Retinal Specialist versus Artificial Intelligence Detection of Retinal Fluid from OCT: Age-Related Eye Disease Study 2: 10-Year Follow-On Study.
PURPOSE: To evaluate the performance of retinal specialists in detecting retinal fluid presence in spectral domain OCT (SD-OCT) scans from eyes with age-related macular degeneration (AMD) and compare performance with an artificial intelligence algorithm.
DESIGN: Prospective comparison of retinal fluid grades from human retinal specialists and the Notal OCT Analyzer (NOA) on SD-OCT scans from 2 common devices.
PARTICIPANTS: A total of 1127 eyes of 651 Age-Related Eye Disease Study 2 10-year Follow-On Study (AREDS2-10Y) participants with SD-OCT scans graded by reading center graders (as the ground truth).
METHODS: The AREDS2-10Y investigators graded each SD-OCT scan for the presence/absence of intraretinal and subretinal fluid. Separately, the same scans were graded by the NOA.
MAIN OUTCOME MEASURES: Accuracy (primary), sensitivity, specificity, precision, and F1-score.
RESULTS: Of the 1127 eyes, retinal fluid was present in 32.8%. For detecting retinal fluid, the investigators had an accuracy of 0.805 (95% confidence interval [CI], 0.780-0.828), a sensitivity of 0.468 (95% CI, 0.416-0.520), a specificity of 0.970 (95% CI, 0.955-0.981). The NOA metrics were 0.851 (95% CI, 0.829-0.871), 0.822 (95% CI, 0.779-0.859), 0.865 (95% CI, 0.839-0.889), respectively. For detecting intraretinal fluid, the investigator metrics were 0.815 (95% CI, 0.792-0.837), 0.403 (95% CI, 0.349-0.459), and 0.978 (95% CI, 0.966-0.987); the NOA metrics were 0.877 (95% CI, 0.857-0.896), 0.763 (95% CI, 0.713-0.808), and 0.922 (95% CI, 0.902-0.940), respectively.
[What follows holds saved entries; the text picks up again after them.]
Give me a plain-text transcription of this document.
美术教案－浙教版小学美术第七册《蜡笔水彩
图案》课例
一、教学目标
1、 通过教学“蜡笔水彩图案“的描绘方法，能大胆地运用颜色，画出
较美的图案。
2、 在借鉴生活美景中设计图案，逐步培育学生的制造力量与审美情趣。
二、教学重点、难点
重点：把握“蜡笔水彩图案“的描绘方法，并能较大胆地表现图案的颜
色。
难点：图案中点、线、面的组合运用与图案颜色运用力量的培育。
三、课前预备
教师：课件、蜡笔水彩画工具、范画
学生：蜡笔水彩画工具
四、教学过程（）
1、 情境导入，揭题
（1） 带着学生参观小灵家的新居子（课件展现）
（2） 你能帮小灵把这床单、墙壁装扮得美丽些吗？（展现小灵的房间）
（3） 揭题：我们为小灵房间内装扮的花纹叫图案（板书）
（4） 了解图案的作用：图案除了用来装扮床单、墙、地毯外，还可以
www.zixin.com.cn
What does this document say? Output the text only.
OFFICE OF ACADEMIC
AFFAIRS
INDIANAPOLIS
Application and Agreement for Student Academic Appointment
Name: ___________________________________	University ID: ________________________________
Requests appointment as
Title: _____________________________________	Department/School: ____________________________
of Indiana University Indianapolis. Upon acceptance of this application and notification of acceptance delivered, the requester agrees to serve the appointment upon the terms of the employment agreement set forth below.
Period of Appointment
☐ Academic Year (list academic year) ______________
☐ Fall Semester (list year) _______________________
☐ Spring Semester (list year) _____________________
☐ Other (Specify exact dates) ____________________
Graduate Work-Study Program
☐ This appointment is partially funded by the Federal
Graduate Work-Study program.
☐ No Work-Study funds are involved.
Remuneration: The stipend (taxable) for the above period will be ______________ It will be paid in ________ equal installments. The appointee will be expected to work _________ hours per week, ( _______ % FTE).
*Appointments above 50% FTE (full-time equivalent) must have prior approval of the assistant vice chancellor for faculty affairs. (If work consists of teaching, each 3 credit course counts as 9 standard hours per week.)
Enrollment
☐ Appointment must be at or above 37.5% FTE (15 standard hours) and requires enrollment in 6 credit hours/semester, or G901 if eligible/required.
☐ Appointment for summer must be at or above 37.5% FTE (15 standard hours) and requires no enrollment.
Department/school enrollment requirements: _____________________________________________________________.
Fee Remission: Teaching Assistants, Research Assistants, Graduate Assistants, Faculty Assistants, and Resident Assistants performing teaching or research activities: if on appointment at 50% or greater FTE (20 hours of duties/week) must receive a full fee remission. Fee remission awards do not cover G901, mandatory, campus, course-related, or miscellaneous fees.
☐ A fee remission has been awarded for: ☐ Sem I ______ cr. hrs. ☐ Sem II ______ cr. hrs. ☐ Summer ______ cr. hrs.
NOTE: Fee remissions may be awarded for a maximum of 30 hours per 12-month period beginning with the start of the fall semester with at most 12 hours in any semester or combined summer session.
For detecting subretinal fluid, the investigator metrics were 0.946 (95% CI, 0.931-0.958), 0.583 (95% CI, 0.471-0.690), and 0.973 (95% CI, 0.962-0.982); the NOA metrics were 0.863 (95% CI, 0.842-0.882), 0.940 (95% CI, 0.867-0.980), and 0.857 (95% CI, 0.835-0.877), respectively.
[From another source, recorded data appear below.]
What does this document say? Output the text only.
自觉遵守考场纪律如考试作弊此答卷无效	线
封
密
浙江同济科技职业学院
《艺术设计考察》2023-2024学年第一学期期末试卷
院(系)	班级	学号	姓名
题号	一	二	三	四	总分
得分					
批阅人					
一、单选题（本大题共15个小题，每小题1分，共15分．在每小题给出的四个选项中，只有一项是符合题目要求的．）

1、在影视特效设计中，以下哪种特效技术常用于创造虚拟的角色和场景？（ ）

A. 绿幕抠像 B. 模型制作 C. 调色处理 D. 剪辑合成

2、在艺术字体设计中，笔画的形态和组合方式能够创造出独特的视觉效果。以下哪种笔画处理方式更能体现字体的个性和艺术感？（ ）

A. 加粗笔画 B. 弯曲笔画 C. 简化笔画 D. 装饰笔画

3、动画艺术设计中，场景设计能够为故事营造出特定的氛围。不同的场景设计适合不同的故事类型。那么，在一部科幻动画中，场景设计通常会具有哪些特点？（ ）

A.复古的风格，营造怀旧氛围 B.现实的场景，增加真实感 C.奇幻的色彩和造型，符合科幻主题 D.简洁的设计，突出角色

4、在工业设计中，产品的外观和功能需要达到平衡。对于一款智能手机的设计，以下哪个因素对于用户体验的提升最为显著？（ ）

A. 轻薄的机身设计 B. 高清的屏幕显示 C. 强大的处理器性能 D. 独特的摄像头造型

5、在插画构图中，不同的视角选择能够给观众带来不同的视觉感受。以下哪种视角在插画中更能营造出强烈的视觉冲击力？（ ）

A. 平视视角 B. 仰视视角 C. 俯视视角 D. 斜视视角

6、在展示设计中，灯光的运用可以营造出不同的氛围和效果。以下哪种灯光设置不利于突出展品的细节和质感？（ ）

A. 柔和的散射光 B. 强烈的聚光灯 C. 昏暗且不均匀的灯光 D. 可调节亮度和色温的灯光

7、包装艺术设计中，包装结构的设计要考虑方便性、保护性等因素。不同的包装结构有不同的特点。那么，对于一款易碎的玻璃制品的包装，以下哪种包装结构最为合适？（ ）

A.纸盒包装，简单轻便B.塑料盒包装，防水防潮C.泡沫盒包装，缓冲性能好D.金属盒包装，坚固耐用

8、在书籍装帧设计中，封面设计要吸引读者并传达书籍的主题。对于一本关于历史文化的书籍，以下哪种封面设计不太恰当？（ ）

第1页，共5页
CONCLUSIONS: In this large and challenging sample of SD-OCT scans obtained with 2 common devices, retinal specialists had imperfect accuracy and low sensitivity in detecting retinal fluid. This was particularly true for intraretinal fluid and difficult cases (with lower fluid volumes appearing on fewer B-scans). Artificial intelligence-based detection achieved a higher level of accuracy. This software tool could assist physicians in detecting retinal fluid, which is important for diagnostic, re-treatment, and prognostic tasks.